インボイス制度で仕入税額控除が変わる_まず基本をおさえよう

2023年10月から消費税のインボイス制度が始まります。変わるのは「仕入税額控除」に関する規定です。直接影響するのは、本則で(簡易課税でない)消費税の申告をしている人(会社)だけ。しかし、この改正は間接的に多くの人に影響します。

変わるのは仕入税額控除

消費税の納付税額は売上に係る消費税から仕入に係る消費税を差し引きし計算するという原則は変わりませんが、仕入税額控除が、これまでの帳簿控除方式からインボイス方式に変わります。
消費税の税額計算についての改正なので、直接影響するのは、本則(簡易課税選択者以外)で消費税の申告をしている人(会社)だけ。
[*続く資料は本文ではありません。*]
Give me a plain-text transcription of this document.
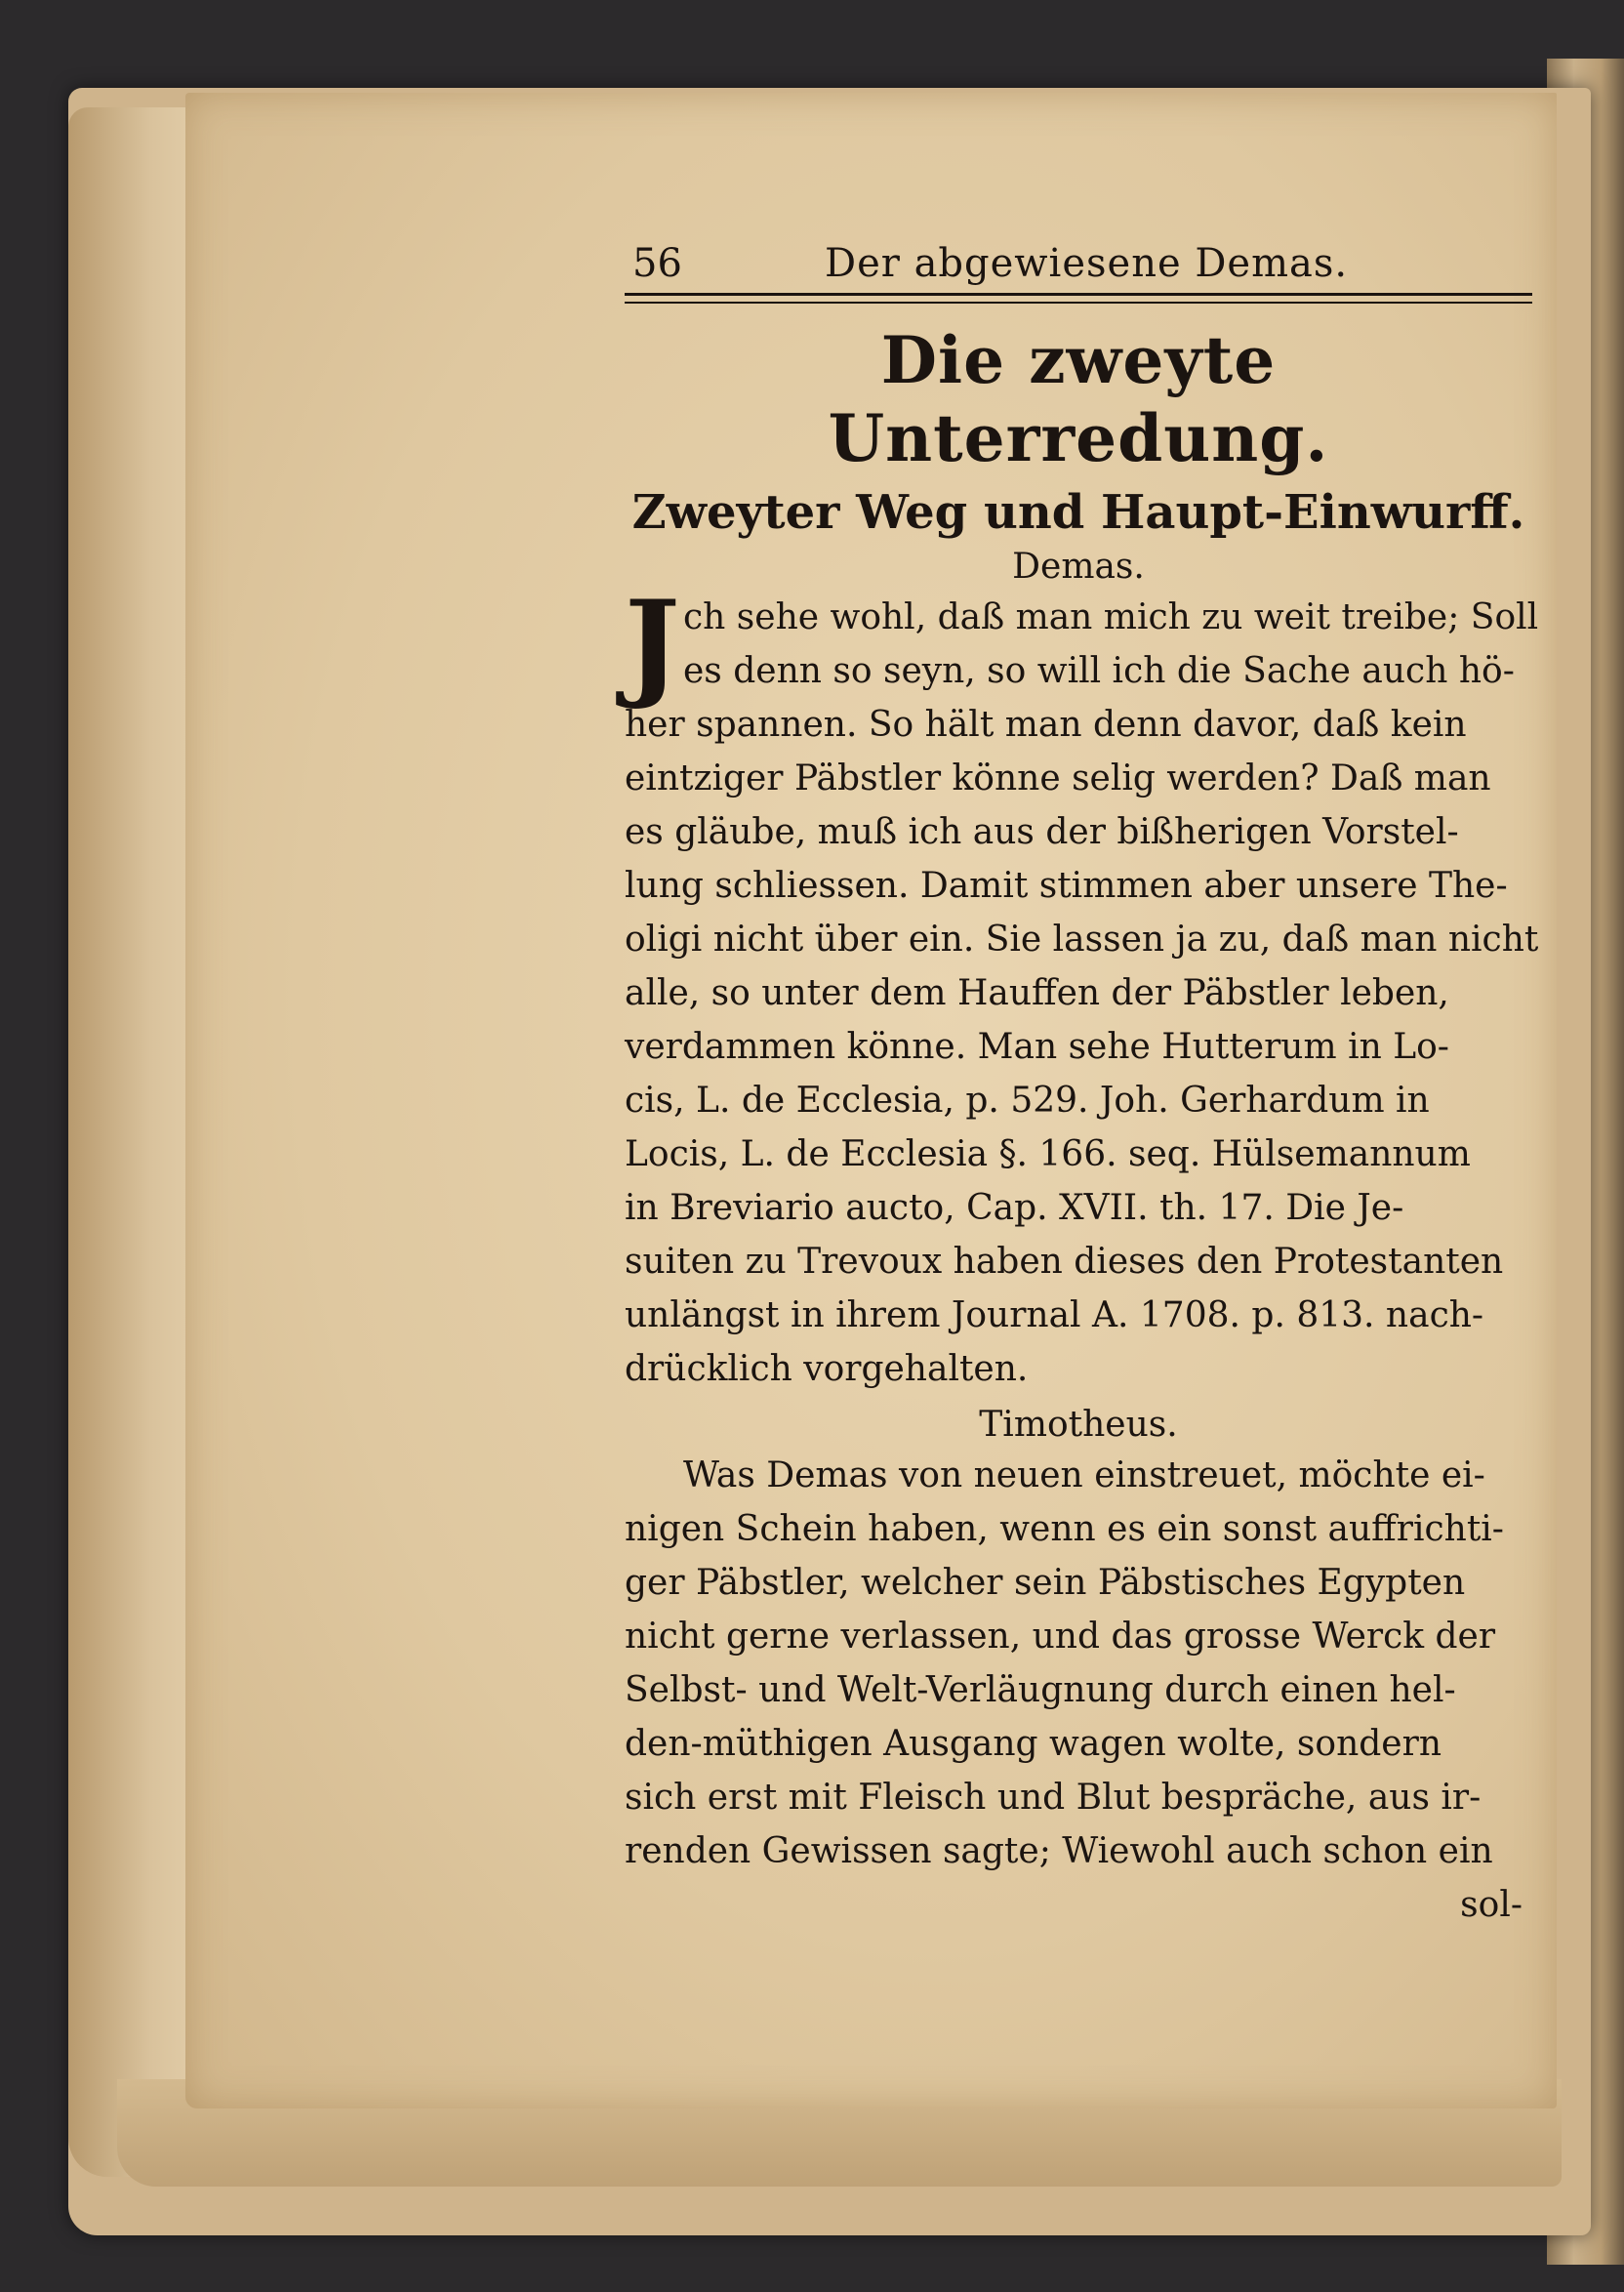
56	Der abgewiesene Demas.
Die zweyte Unterredung.
Zweyter Weg und Haupt-Einwurff.
Demas.
J ch sehe wohl, daß man mich zu weit treibe; Soll
es denn so seyn, so will ich die Sache auch hö-
her spannen. So hält man denn davor, daß kein
eintziger Päbstler könne selig werden? Daß man
es gläube, muß ich aus der bißherigen Vorstel-
lung schliessen. Damit stimmen aber unsere The-
oligi nicht über ein. Sie lassen ja zu, daß man nicht
alle, so unter dem Hauffen der Päbstler leben,
verdammen könne. Man sehe Hutterum in Lo-
cis, L. de Ecclesia, p. 529. Joh. Gerhardum in
Locis, L. de Ecclesia §. 166. seq. Hülsemannum
in Breviario aucto, Cap. XVII. th. 17. Die Je-
suiten zu Trevoux haben dieses den Protestanten
unlängst in ihrem Journal A. 1708. p. 813. nach-
drücklich vorgehalten.
Timotheus.
Was Demas von neuen einstreuet, möchte ei-
nigen Schein haben, wenn es ein sonst auffrichti-
ger Päbstler, welcher sein Päbstisches Egypten
nicht gerne verlassen, und das grosse Werck der
Selbst- und Welt-Verläugnung durch einen hel-
den-müthigen Ausgang wagen wolte, sondern
sich erst mit Fleisch und Blut bespräche, aus ir-
renden Gewissen sagte; Wiewohl auch schon ein
sol-
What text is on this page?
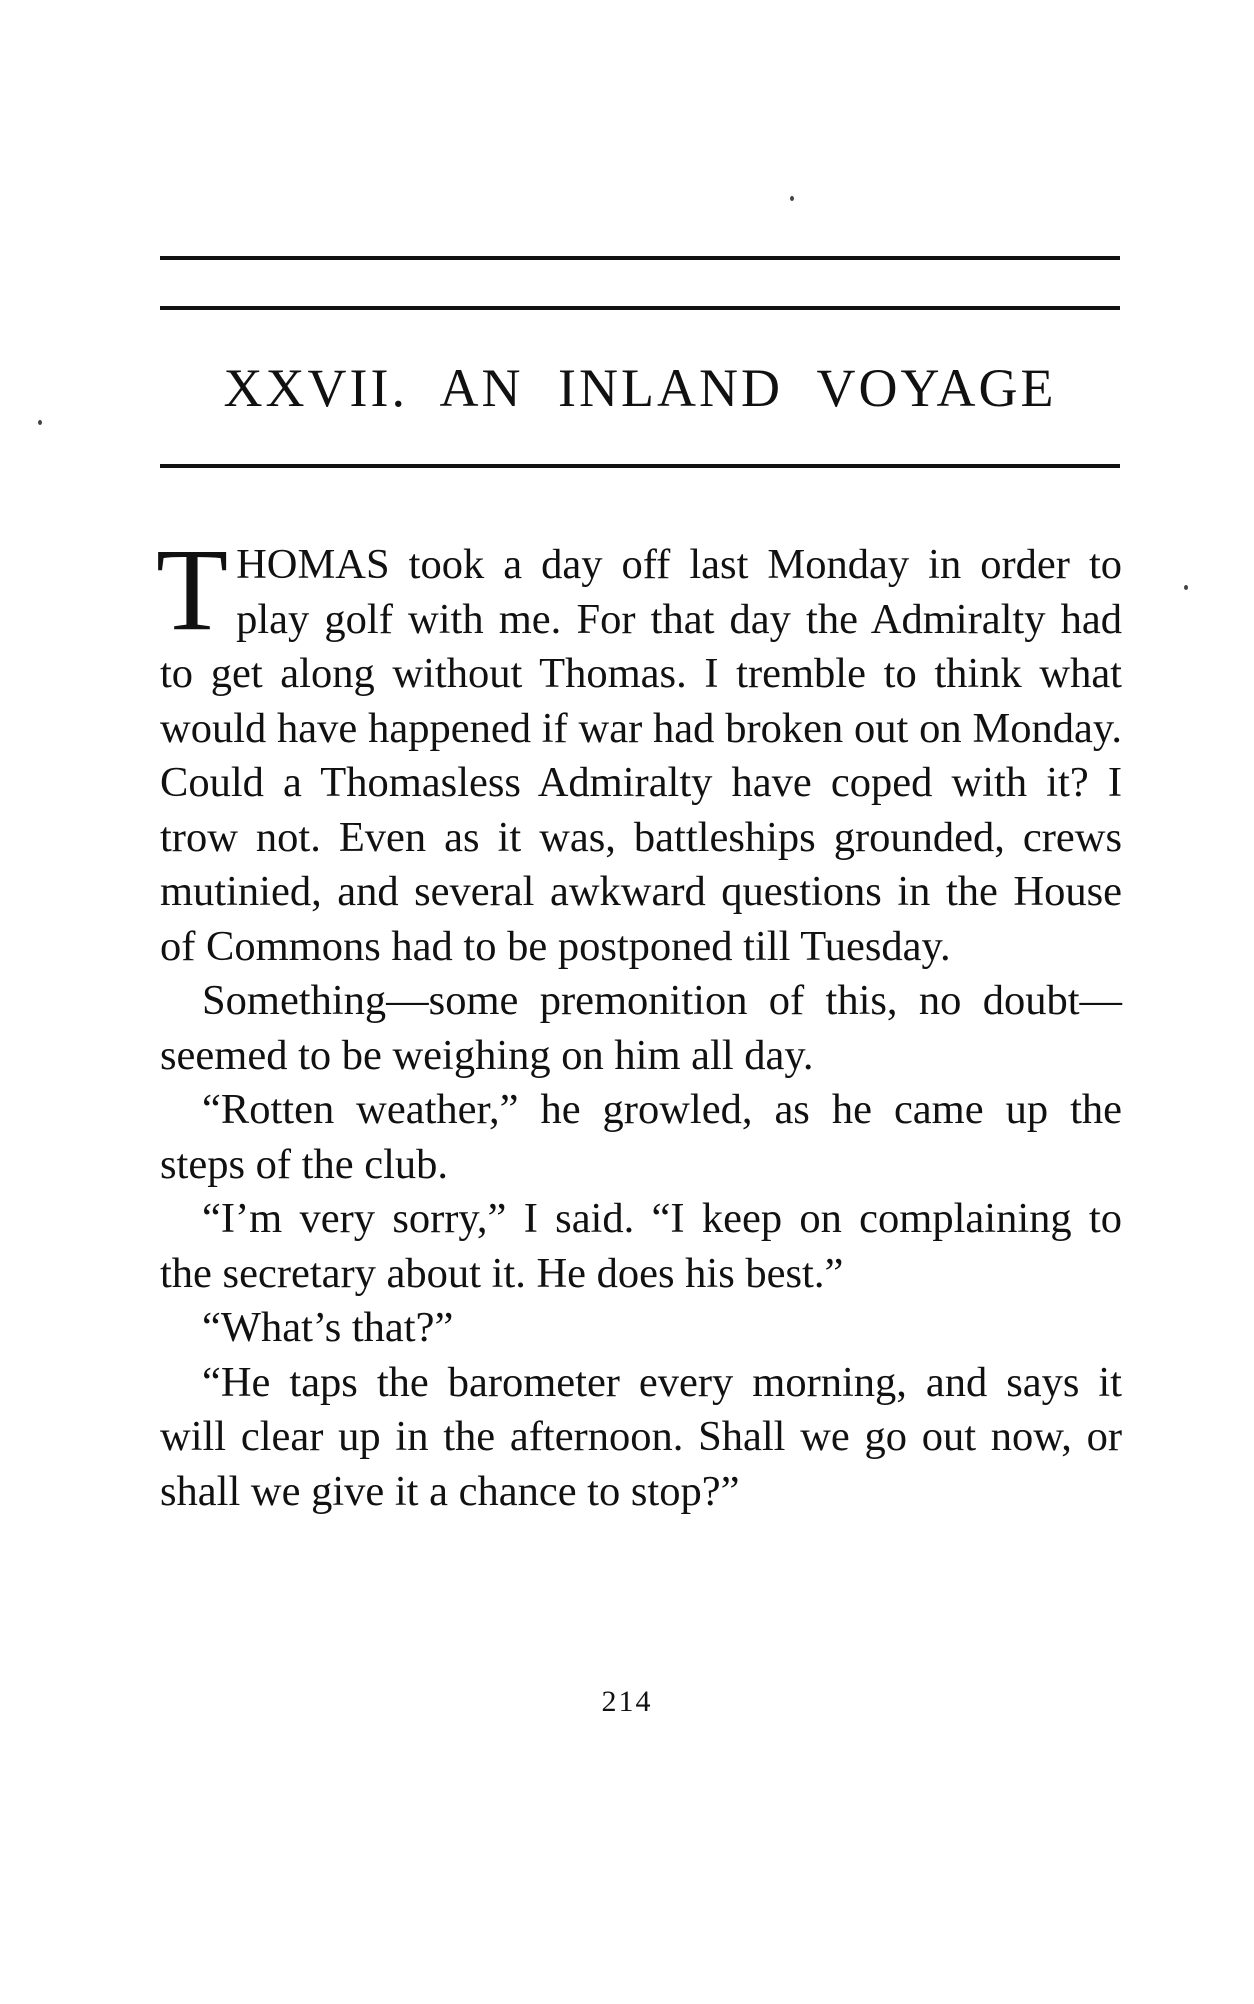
XXVII. AN INLAND VOYAGE

THOMAS took a day off last Monday in order to play golf with me. For that day the Admiralty had to get along without Thomas. I tremble to think what would have happened if war had broken out on Monday. Could a Thomasless Admiralty have coped with it? I trow not. Even as it was, battleships grounded, crews mutinied, and several awkward questions in the House of Commons had to be postponed till Tuesday.

Something—some premonition of this, no doubt—seemed to be weighing on him all day.

“Rotten weather,” he growled, as he came up the steps of the club.

“I’m very sorry,” I said. “I keep on complaining to the secretary about it. He does his best.”

“What’s that?”

“He taps the barometer every morning, and says it will clear up in the afternoon. Shall we go out now, or shall we give it a chance to stop?”

214
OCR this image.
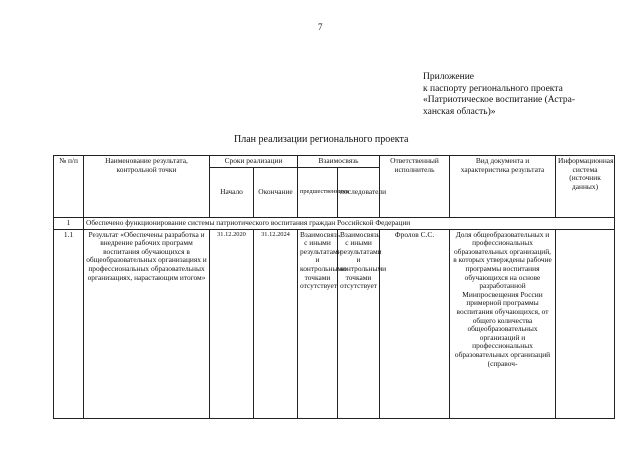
7
Приложение
к паспорту регионального проекта
«Патриотическое воспитание (Астра-
ханская область)»
План реализации регионального проекта
№ п/п	Наименование результата, контрольной точки	Сроки реализации		Взаимосвязь		Ответственный исполнитель	Вид документа и характеристика результата	Информационная система (источник данных)
		Начало	Окончание	предшественники	последователи			
1	Обеспечено функционирование системы патриотического воспитания граждан Российской Федерации							
1.1	Результат «Обеспечены разработка и внедрение рабочих программ воспитания обучающихся в общеобразовательных организациях и профессиональных образовательных организациях, нарастающим итогом»	31.12.2020	31.12.2024	Взаимосвязь с иными результатами и контрольными точками отсутствует	Взаимосвязь с иными результатами и контрольными точками отсутствует	Фролов С.С.	Доля общеобразовательных и профессиональных образовательных организаций, в которых утверждены рабочие программы воспитания обучающихся на основе разработанной Минпросвещения России примерной программы воспитания обучающихся, от общего количества общеобразовательных организаций и профессиональных образовательных организаций (справоч-	
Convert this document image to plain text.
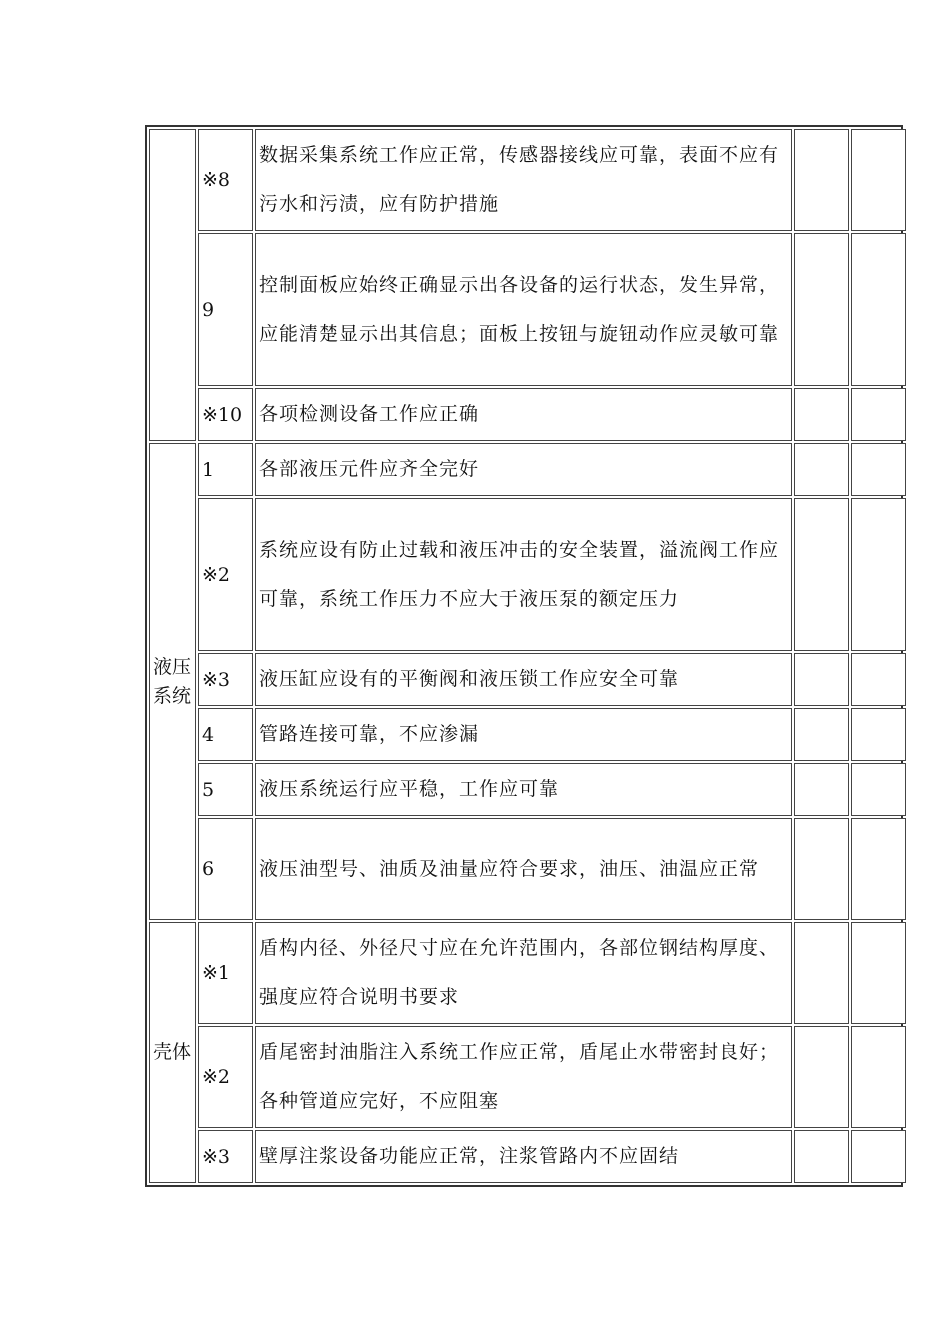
	※8	数据采集系统工作应正常，传感器接线应可靠，表面不应有污水和污渍，应有防护措施		
	9	控制面板应始终正确显示出各设备的运行状态，发生异常，应能清楚显示出其信息；面板上按钮与旋钮动作应灵敏可靠		
	※10	各项检测设备工作应正确		
液压系统	1	各部液压元件应齐全完好		
	※2	系统应设有防止过载和液压冲击的安全装置，溢流阀工作应可靠，系统工作压力不应大于液压泵的额定压力		
	※3	液压缸应设有的平衡阀和液压锁工作应安全可靠		
	4	管路连接可靠，不应渗漏		
	5	液压系统运行应平稳，工作应可靠		
	6	液压油型号、油质及油量应符合要求，油压、油温应正常		
壳体	※1	盾构内径、外径尺寸应在允许范围内，各部位钢结构厚度、强度应符合说明书要求		
	※2	盾尾密封油脂注入系统工作应正常，盾尾止水带密封良好；各种管道应完好，不应阻塞		
	※3	壁厚注浆设备功能应正常，注浆管路内不应固结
しかし、この改正は間接的に多くの人に影響します。

どう変わるか

これまで、仕入税額控除は、仕入対価の額から計算し、仕入関係書類を保存することが要件でした。
変更点は、仕入税額控除の計算を、支払額(対価の額)ではなく、適格請求書(インボイス)をもとに行うことになったことです。これに伴い適格請求書の保存も要件となりました。

適格請求書を発行するためには、税務署に申請して、適格請求書発行事業者の登録を受ける必要があり、免税事業者は、この申請を行うことができません。

現在は、仕入税額控除は、支払額(対価の額)を基礎として計算しています。支払額は、会計帳簿に記載されていますから、帳簿から仕入税額控除は計算できるので、これを「帳簿控除方式」と呼んでいました。改正後は、適格請求書(インボイス)を基礎として計算するので、「インボイス方式」と呼んでいます。

インボイス(invoice)とは、送り状のことで、納品請求書のことをいいます。消費税法で定める「適格請求書」は、従来の請求書に、「適格請求書発行事業者番号」などを記載したものです。

国税庁「インボイス制度Q&A」 問43が参考となります。

消費税法の確認

まず消費税法がどう変わるのか確認しておきましょう。

消費税法30条
現行「当該課税期間中に国内において行った課税仕入れに係る消費税額(当該課税仕入れに係る支払対価の額に百十分の7.8を乗じて計算した金額その他政令で計算した金額をいう。)」
(注)7.8は、国税分だけなので、地方消費税を含めると110分の10、軽減税率適用分は108分の8。

改正法「当該課税期間中に国内において行った課税仕入れに係る消費税額(当該課税仕入れに係る適格請求書又は、適格簡易請求書の記載事項を基礎として計算した金額)」

仕入税額控除の計算は、対価の額(税込み金額)×10÷110で算出していたが、改正法では、適格請求書に記載され消費税額を基礎として計算することになります。

改正の影響は大きく、多くに波及する

仕入税額控除は買い手側の問題です。しかし、買い手は、自己の仕入税額控除に必要ですから、売り手に適格請求書(インボイス)の発行を求めます。結果として、この改正が、多くの人(会社)に影響し、波及します。ここがポイントです。

免税事業者でも、主な売上先が事業者(BtoB)であれば、インボイスの発行を求められることが想定されます。インボイスを発行するためには、課税事業者を選択することになります。

一見無関係とも思える、消費者への影響も考えてみる必要があります。